RT.com
18 Aug 2025, 21:40 GMT+10
No deal, but still a win: how both Russia and the US left Alaska stronger
The meeting between Vladimir Putin and Donald Trump in Alaska may go down as one of Russia's most significant diplomatic wins. It was secured through years of military sacrifice, political perseverance, and relentless effort. Yet it is also a transition - a step into a new stage of the struggle for sovereign states in a fractured world.
The most consequential result of Anchorage was the quiet burial of the West's old formula: isolating and "strategically defeating" Russia. For decades, any state refusing to fall in line risked ostracism. That system cracked in Alaska.

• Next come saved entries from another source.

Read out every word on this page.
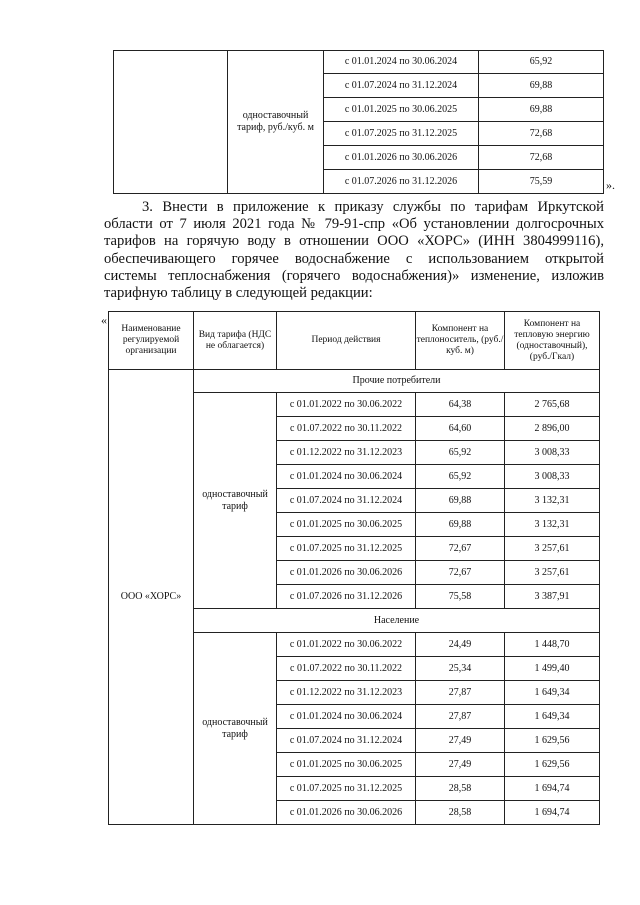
	одноставочный тариф, руб./куб. м	с 01.01.2024 по 30.06.2024	65,92
		с 01.07.2024 по 31.12.2024	69,88
		с 01.01.2025 по 30.06.2025	69,88
		с 01.07.2025 по 31.12.2025	72,68
		с 01.01.2026 по 30.06.2026	72,68
		с 01.07.2026 по 31.12.2026	75,59	».
3. Внести в приложение к приказу службы по тарифам Иркутской
области от 7 июля 2021 года № 79-91-спр «Об установлении долгосрочных
тарифов на горячую воду в отношении ООО «ХОРС» (ИНН 3804999116),
обеспечивающего горячее водоснабжение с использованием открытой
системы теплоснабжения (горячего водоснабжения)» изменение, изложив
тарифную таблицу в следующей редакции:
«
Наименование регулируемой организации	Вид тарифа (НДС не облагается)	Период действия	Компонент на теплоноситель, (руб./куб. м)	Компонент на тепловую энергию (одноставочный), (руб./Гкал)
ООО «ХОРС»	Прочие потребители			
	одноставочный тариф	с 01.01.2022 по 30.06.2022	64,38	2 765,68
		с 01.07.2022 по 30.11.2022	64,60	2 896,00
		с 01.12.2022 по 31.12.2023	65,92	3 008,33
		с 01.01.2024 по 30.06.2024	65,92	3 008,33
		с 01.07.2024 по 31.12.2024	69,88	3 132,31
		с 01.01.2025 по 30.06.2025	69,88	3 132,31
		с 01.07.2025 по 31.12.2025	72,67	3 257,61
		с 01.01.2026 по 30.06.2026	72,67	3 257,61
		с 01.07.2026 по 31.12.2026	75,58	3 387,91
	Население			
	одноставочный тариф	с 01.01.2022 по 30.06.2022	24,49	1 448,70
		с 01.07.2022 по 30.11.2022	25,34	1 499,40
		с 01.12.2022 по 31.12.2023	27,87	1 649,34
		с 01.01.2024 по 30.06.2024	27,87	1 649,34
		с 01.07.2024 по 31.12.2024	27,49	1 629,56
		с 01.01.2025 по 30.06.2025	27,49	1 629,56
		с 01.07.2025 по 31.12.2025	28,58	1 694,74
		с 01.01.2026 по 30.06.2026	28,58	1 694,74
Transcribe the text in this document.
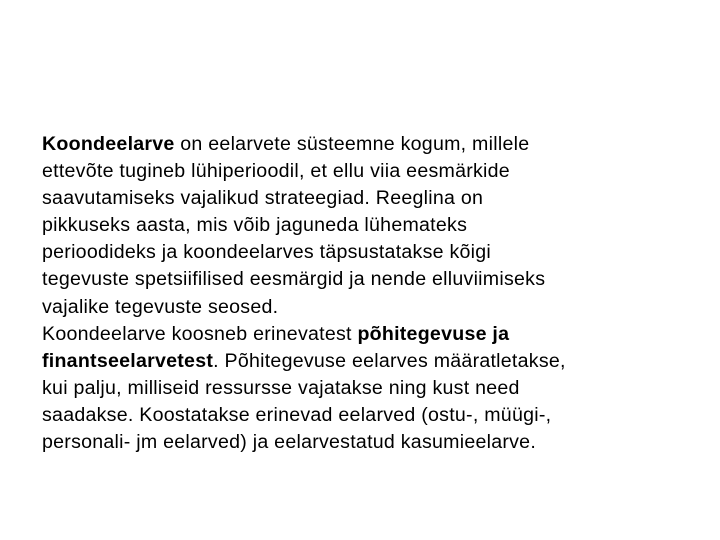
Koondeelarve on eelarvete süsteemne kogum, millele
ettevõte tugineb lühiperioodil, et ellu viia eesmärkide
saavutamiseks vajalikud strateegiad. Reeglina on
pikkuseks aasta, mis võib jaguneda lühemateks
perioodideks ja koondeelarves täpsustatakse kõigi
tegevuste spetsiifilised eesmärgid ja nende elluviimiseks
vajalike tegevuste seosed.
Koondeelarve koosneb erinevatest põhitegevuse ja
finantseelarvetest. Põhitegevuse eelarves määratletakse,
kui palju, milliseid ressursse vajatakse ning kust need
saadakse. Koostatakse erinevad eelarved (ostu-, müügi-,
personali- jm eelarved) ja eelarvestatud kasumieelarve.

Not because of American goodwill - there is no such thing in international politics - but because of pressure. Pressure from Russia, from the so-called "global majority," and from the turmoil tearing at America itself. Trump's administration has shifted its approach, and the summit proved it.
The outcome was clear: American capabilities diminished, Russian ones enhanced. This, in turn, frees space for other nations to act more independently, even if they will not admit their debt to Moscow.
Some talk of a "renaissance" in relations between Moscow and Washington. But there is nothing to restore. The ties that existed before 2022 were shaped by the USSR's defeat in the Cold War, and cannot be recreated.
Instead, dialogue will stabilize on new terms. The core will be recognition that Russia cannot be excluded from the international system. This simple fact means disputes between Moscow and the West, however sharp, are solvable in principle. Competition will remain fierce, especially over Ukraine. But after Anchorage, the Western refusal to acknowledge Russian interests is no longer an insurmountable barrier.
For Trump, Alaska delivered something equally valuable: a domestic win. In the US, relations with Russia have become central to the internal political struggle. One camp insists on preserving an ideological monopoly at all costs. The other argues for flexibility. Trump belongs to the latter - and needed a visible success to show his critics.
The face-to-face meeting with Putin provided it. He strengthened his position at home, showing that he can engage Washington directly while sidestepping Western Europe. Foreign policy has always mattered more in Russia, domestic politics more in America. Each man walked away with what he most needed.
It is tempting to compare Trump to Mikhail Gorbachev, who sought to win approval abroad through concessions. But the comparison fails. Gorbachev compromised when he didn't need to, given foreign policy's secondary role for a Soviet leader. Trump, by contrast, is locked in a domestic fight, and Alaska was part of it. America's strong economic base gives him confidence that international losses can later be reversed. Russia, with a less flexible economy, weighs foreign policy gains and setbacks much more heavily.
Now that Putin and Trump have steadied the bilateral relationship, the American-Russian rivalry enters a new phase. It will remain sharp. But the summit proved one thing: Russia cannot be defeated or sidelined.
The world is not interested in the collapse of either the United States or Russia. What it does demand is stability - and recognition that global order cannot exist without Moscow. Anchorage was no final peace. But it was a victory, on both sides.
For Russia, it was proof that perseverance and strength can bend the world's most powerful adversary toward dialogue. For Trump, it was ammunition in his domestic political war. Together, these outcomes make the summit not a conclusion, but the opening chapter of a new, unpredictable contest.